I Love to Laugh

29 05 2010

My peeps! I’ve fallen in love with Twitter this weekend. I know! I wasn’t expecting it. But it turns out I’m even more hilarious in less than 140 characters! So follow me @Jenndola. “Don’t question it, just do it!” (That’s only funny if you’ve seen the SNL Dora the Explorer parody.) Then you’ll be my tweeps. Wow. I kind of hate myself a little bit right now for typing that.     

I’ve learned all sorts of stuff at the Casual Blogger Conference. Some of them I’ll use now. Others I’ll use at a later date, when I have hundreds of followers and I’m worshipped across the blogosphere. Hey, it could totally happen. It could!     

Shut up. You’re all a bunch of jerks. (Please refer your friends to my blog so I can call them jerks, too.)     

Anyway, rather than use up my post today discussing things I’ve learned (which most of you probably don’t care about), I’m going to share some things that amused me this weekend. You know how I love my random pictures.     

I had no idea watermelons flowered after they were cut open.


I know, I know. It’s probably a vase. But on first glance, aren’t you wondering why flowers are growing out of a watermelon? Or is that just me?     

Next up…the Hilton’s best-kept secret:     

Why is this even necessary?


Really? First of all, why is the hairdryer in a bag? Second, why did the bag have to be labeled? I know, I know. It’s probably in the bag so people don’t think it’s their dryer and steal it. Or to keep the cords contained. Yes, I spent some time thinking about this. No, I don’t have a life. Admittedly, the dryer-in-a-bag is much more convenient than the dryer-attached-to-the-wall-that-I-have-to-be-a-contortionist-to-use. The fact that it needs to be labeled, big and bold, just makes me sad–kind of like how fast-food restaurants have signs that say employees must wash their hands before returning to work. Shouldn’t these things be obvious?     

Finally, my piece de resistance: The bedazzled Snuggie.     

You're jealous, aren't you? You really want that Snuggie.


That’s Kristina Pulsipher. She’s the bomb. If you haven’t read her blog, go there now. (“Don’t question it, just do it!” Seriously, you need to watch that clip.) The Snuggie was bejewled by the magnificent Jill Ferrier. Maybe if you give her a lot of money she’ll make one for you, too.     

But probably not. Do you really think you’re cool enough to pull off the bejeweled Snuggie? (Answer: No. No, you are not.)

I am awesome. If I keep saying it, maybe I’ll start believing it.

28 05 2010

I’m here at the Casual Blogger Conference learning all sorts of nifty things about how to be even more awesome. (I know, it’s hard to believe that’s possible.)

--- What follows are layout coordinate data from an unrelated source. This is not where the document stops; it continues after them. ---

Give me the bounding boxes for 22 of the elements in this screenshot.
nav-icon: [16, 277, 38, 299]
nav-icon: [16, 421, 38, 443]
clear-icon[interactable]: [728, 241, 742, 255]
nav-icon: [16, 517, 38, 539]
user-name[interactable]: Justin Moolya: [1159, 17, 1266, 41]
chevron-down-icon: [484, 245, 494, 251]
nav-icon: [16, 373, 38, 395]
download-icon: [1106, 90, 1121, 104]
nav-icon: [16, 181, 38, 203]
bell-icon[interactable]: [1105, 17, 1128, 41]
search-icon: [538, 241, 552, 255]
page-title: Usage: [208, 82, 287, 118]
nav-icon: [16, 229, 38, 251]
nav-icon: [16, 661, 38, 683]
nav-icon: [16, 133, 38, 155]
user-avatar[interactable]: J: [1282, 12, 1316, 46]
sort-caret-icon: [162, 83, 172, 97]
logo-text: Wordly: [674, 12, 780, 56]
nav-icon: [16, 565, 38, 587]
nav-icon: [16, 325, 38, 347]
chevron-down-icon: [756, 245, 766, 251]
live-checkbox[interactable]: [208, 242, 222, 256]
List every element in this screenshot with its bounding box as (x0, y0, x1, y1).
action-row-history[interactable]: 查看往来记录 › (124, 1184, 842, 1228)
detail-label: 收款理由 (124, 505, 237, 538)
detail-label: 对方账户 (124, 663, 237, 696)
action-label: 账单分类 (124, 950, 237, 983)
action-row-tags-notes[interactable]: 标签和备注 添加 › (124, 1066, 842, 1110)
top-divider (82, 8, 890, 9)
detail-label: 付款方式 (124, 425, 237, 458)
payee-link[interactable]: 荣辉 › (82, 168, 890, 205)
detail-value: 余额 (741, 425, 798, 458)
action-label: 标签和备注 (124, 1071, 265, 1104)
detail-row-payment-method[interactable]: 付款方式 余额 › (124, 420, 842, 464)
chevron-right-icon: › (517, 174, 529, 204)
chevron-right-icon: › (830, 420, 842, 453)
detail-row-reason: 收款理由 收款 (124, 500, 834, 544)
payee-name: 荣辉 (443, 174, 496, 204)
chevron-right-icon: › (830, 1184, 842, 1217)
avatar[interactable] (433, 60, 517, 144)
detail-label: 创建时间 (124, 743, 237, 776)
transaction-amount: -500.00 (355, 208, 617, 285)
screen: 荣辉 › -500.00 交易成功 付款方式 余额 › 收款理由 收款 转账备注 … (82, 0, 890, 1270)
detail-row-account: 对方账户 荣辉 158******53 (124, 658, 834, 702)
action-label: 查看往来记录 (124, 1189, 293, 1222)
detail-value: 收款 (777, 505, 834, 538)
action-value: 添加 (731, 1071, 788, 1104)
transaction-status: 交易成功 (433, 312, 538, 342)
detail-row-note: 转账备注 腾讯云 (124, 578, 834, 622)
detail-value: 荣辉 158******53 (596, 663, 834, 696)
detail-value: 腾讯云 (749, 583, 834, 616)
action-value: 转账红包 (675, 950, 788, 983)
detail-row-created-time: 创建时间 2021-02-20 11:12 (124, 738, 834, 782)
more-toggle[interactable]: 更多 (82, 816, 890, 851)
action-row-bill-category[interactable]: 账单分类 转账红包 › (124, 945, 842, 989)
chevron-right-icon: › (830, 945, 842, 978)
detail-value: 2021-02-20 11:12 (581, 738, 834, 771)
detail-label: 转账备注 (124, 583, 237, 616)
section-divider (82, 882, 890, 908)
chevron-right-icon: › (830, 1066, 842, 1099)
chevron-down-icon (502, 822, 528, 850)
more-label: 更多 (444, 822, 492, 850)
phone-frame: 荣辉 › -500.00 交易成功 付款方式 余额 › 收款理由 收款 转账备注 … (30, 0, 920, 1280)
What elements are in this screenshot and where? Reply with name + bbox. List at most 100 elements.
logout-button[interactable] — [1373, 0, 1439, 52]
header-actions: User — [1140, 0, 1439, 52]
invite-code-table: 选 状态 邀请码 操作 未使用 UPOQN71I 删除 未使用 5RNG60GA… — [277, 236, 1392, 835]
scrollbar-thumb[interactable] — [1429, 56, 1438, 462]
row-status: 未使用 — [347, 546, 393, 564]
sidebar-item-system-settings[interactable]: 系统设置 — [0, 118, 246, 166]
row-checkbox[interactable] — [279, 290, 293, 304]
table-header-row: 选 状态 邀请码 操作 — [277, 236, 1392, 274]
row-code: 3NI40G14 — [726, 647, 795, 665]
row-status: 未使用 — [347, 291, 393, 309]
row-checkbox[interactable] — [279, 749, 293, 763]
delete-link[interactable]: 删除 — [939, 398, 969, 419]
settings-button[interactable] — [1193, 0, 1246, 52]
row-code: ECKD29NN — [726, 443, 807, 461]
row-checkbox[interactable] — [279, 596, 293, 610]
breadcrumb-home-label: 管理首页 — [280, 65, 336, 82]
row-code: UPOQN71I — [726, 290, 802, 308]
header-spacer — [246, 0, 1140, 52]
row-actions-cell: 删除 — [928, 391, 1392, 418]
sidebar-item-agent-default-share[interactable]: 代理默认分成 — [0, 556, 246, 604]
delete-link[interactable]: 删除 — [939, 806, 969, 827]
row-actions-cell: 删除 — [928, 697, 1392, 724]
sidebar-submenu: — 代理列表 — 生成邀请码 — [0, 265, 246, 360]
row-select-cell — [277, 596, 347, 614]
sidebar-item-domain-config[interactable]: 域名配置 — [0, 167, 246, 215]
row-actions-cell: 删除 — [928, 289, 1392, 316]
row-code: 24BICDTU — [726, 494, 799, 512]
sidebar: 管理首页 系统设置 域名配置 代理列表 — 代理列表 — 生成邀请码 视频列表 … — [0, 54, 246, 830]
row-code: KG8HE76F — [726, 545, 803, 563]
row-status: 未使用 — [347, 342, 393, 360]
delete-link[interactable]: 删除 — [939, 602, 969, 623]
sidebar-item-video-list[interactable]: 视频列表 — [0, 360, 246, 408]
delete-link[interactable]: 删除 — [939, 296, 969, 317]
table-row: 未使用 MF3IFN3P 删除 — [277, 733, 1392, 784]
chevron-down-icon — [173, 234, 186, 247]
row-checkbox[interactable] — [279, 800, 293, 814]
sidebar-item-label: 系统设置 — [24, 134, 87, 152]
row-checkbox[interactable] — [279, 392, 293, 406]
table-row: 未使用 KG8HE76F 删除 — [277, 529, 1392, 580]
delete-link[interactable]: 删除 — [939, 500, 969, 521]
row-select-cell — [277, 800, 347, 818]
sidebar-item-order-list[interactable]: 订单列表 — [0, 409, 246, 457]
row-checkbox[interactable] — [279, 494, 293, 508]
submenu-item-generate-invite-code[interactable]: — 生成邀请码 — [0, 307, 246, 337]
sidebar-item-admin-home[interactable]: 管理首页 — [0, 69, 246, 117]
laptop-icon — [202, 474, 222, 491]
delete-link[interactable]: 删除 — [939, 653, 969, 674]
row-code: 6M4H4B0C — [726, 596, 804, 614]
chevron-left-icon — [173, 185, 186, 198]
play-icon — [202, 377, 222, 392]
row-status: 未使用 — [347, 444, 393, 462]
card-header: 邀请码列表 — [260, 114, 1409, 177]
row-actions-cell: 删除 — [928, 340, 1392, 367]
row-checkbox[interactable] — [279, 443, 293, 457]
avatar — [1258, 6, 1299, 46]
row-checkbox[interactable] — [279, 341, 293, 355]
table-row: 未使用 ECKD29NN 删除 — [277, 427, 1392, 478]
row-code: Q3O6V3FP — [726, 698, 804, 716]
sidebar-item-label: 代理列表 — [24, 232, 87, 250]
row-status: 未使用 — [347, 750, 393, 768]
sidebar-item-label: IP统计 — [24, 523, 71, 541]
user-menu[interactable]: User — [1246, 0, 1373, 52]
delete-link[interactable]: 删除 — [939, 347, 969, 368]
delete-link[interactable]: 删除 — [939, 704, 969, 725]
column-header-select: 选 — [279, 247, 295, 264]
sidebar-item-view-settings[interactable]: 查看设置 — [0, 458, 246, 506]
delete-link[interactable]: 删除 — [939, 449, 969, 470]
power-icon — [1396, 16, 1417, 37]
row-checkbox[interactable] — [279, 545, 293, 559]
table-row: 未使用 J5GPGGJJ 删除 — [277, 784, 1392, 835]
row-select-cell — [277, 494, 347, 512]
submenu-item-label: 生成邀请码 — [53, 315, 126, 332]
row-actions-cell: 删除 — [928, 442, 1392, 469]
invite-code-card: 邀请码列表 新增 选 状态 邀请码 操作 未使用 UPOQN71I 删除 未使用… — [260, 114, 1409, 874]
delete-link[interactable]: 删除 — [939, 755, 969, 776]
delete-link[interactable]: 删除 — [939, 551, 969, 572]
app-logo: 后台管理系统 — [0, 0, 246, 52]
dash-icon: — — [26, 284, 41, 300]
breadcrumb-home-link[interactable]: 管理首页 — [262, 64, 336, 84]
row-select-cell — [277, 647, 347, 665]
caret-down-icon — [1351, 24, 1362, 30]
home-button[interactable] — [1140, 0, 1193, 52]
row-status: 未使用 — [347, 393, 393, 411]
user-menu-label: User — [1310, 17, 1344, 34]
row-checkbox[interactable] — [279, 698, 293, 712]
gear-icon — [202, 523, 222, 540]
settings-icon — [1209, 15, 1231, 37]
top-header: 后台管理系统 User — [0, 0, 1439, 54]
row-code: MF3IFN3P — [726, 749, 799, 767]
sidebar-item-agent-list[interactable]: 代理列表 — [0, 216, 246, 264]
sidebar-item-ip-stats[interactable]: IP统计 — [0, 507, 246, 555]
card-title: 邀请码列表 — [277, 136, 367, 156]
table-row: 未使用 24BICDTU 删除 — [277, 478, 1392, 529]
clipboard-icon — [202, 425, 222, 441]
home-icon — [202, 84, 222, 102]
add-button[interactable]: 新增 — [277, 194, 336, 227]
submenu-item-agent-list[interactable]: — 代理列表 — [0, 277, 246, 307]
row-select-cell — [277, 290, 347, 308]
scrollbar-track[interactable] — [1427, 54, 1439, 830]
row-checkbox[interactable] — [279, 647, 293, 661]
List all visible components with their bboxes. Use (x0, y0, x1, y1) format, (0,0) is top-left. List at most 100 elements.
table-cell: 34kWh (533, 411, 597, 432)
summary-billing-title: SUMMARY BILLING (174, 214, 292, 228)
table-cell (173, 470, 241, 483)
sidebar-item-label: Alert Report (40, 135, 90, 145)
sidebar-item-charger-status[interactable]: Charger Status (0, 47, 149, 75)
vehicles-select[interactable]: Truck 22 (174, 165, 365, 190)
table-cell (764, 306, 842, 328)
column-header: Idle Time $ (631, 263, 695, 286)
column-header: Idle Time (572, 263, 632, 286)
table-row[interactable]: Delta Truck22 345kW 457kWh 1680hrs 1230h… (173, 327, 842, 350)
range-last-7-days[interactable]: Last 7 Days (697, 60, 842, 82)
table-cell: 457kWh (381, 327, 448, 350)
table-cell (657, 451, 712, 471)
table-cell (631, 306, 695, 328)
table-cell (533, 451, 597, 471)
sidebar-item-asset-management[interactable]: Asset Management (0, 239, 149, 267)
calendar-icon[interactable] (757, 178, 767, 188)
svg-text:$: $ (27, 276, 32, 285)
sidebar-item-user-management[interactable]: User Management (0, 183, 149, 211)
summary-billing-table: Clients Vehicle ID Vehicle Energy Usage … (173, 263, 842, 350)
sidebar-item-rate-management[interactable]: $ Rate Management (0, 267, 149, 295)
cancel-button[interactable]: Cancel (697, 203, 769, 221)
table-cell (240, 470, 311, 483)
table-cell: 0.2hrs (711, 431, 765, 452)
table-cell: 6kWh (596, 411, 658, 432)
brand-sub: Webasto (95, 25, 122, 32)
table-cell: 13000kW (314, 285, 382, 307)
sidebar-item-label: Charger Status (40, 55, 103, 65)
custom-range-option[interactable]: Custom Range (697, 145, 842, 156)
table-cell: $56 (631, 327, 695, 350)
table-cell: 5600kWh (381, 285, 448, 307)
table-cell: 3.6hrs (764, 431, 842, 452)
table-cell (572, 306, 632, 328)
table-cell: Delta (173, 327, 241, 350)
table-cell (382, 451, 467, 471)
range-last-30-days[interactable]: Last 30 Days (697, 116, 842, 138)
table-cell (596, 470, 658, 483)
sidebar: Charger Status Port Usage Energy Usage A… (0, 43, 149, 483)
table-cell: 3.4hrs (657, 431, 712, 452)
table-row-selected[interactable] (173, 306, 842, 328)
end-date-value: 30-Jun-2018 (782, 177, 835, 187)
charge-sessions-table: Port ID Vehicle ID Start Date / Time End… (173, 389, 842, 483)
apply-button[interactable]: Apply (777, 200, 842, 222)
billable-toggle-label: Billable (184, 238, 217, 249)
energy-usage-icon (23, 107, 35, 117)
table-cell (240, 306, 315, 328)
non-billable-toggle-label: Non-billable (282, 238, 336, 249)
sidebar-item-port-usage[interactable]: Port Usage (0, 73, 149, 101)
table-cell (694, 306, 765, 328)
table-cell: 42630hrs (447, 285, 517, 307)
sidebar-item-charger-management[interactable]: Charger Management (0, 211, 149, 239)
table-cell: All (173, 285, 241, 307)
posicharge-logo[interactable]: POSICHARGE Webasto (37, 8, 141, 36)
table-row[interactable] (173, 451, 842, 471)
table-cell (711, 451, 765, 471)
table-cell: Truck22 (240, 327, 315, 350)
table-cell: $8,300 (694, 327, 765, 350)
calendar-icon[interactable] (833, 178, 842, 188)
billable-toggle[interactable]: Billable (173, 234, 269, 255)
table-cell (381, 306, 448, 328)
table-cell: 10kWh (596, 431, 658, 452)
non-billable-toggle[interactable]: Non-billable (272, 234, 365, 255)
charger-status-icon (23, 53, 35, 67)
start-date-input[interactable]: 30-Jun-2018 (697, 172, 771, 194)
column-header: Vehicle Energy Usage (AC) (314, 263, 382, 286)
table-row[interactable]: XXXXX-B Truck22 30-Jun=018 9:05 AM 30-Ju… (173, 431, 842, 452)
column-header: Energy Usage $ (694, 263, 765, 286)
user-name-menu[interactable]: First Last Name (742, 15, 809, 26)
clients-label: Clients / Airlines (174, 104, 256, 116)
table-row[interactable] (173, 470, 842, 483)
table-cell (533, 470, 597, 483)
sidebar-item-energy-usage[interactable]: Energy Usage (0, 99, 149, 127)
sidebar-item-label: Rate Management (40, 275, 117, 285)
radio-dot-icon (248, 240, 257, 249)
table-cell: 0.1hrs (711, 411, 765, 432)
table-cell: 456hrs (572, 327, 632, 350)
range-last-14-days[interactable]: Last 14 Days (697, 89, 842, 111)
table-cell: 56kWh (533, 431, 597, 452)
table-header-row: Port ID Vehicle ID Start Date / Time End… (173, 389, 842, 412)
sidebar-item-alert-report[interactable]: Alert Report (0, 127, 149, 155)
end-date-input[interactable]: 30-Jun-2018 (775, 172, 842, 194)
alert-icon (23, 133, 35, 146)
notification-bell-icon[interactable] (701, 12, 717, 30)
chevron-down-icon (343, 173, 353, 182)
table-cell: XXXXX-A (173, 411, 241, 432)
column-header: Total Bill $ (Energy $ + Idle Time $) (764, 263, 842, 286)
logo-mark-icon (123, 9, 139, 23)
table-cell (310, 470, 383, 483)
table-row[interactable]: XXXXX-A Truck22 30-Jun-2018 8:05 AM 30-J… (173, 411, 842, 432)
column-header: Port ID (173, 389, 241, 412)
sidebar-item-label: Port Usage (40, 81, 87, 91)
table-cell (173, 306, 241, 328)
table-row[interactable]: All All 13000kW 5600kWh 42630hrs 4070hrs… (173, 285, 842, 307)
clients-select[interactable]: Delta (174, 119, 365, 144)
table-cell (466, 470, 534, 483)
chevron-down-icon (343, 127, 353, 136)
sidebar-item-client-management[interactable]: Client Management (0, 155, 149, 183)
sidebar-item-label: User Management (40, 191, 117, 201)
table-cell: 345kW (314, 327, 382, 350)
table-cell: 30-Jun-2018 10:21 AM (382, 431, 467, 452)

The really funny thing? This is the first time I’ve had writer’s block. I’ve been blogging daily for over 2 months now, and I haven’t the foggiest what to write.

Suggestions from my roommates:

Amber: Write about your boobs.
Jessica: Write about how lame I am.
Jo: Zzzzzzzzzzzzzz

Jo is obviously being the responsible adult. The rest of us are…well, okay, we were all sitting here playing Family Feud on Facebook. I think we may have broken some sort of lameness record there. (“What did you do on your fabulous night away from the family?” “Dude! I totally rocked the Family Feud!”

I was invited to go to a karaoke night and I really, really wanted to go…but it was at a bar.

My favorite moment of the evening: someone asked me if it was against my personal code to go to a bar. Hee. I probably should have said yes and left it at that, but of course I have to say “I’m a recovering addict.” For some reason that sounds less pathetic to me than “I’m holier-than-thou and going to a bar would offend the spirit.”

I’m a little concerned as to what that says about me. I’d rather be labeled as someone with serious issues than someone who’s very devout? I’d spend more time worrying about it, but I think I’ll say “That’s just how I roll” and let it be.

This conference is making me feel bipolar. I’m meeting so many wonderful people (I’ll provide links later–tonight I’m too tired) and having a ton of fun. At the same time, the second I’m not connecting with someone, I feel awkward, lonely and out-of-place. This makes no sense to me. Why can’t I cling to the good? Why can’t I say, “I’ve met awesome people. They think I’m equally awesome. Life is good.”

I could get into the whole “I’ve always felt fundamentally flawed” dialogue, but again, really tired. I’m mostly spewing rhetoric at this point, so I need to end this post.

I do want to make a special shout-out to Heather at Extraordinary-Ordinary. Her support and listening ear have been invaluable to me during the last 12 hours. Heather, you are an amazing woman!

I’ll try to be more interesting tomorrow, my peeps. I like that when I type “my peeps” I imagine all of you as rows of marshmallow-y goodness.

Now that I’ve moved into stream-of-consciousness, I really have to stop typing.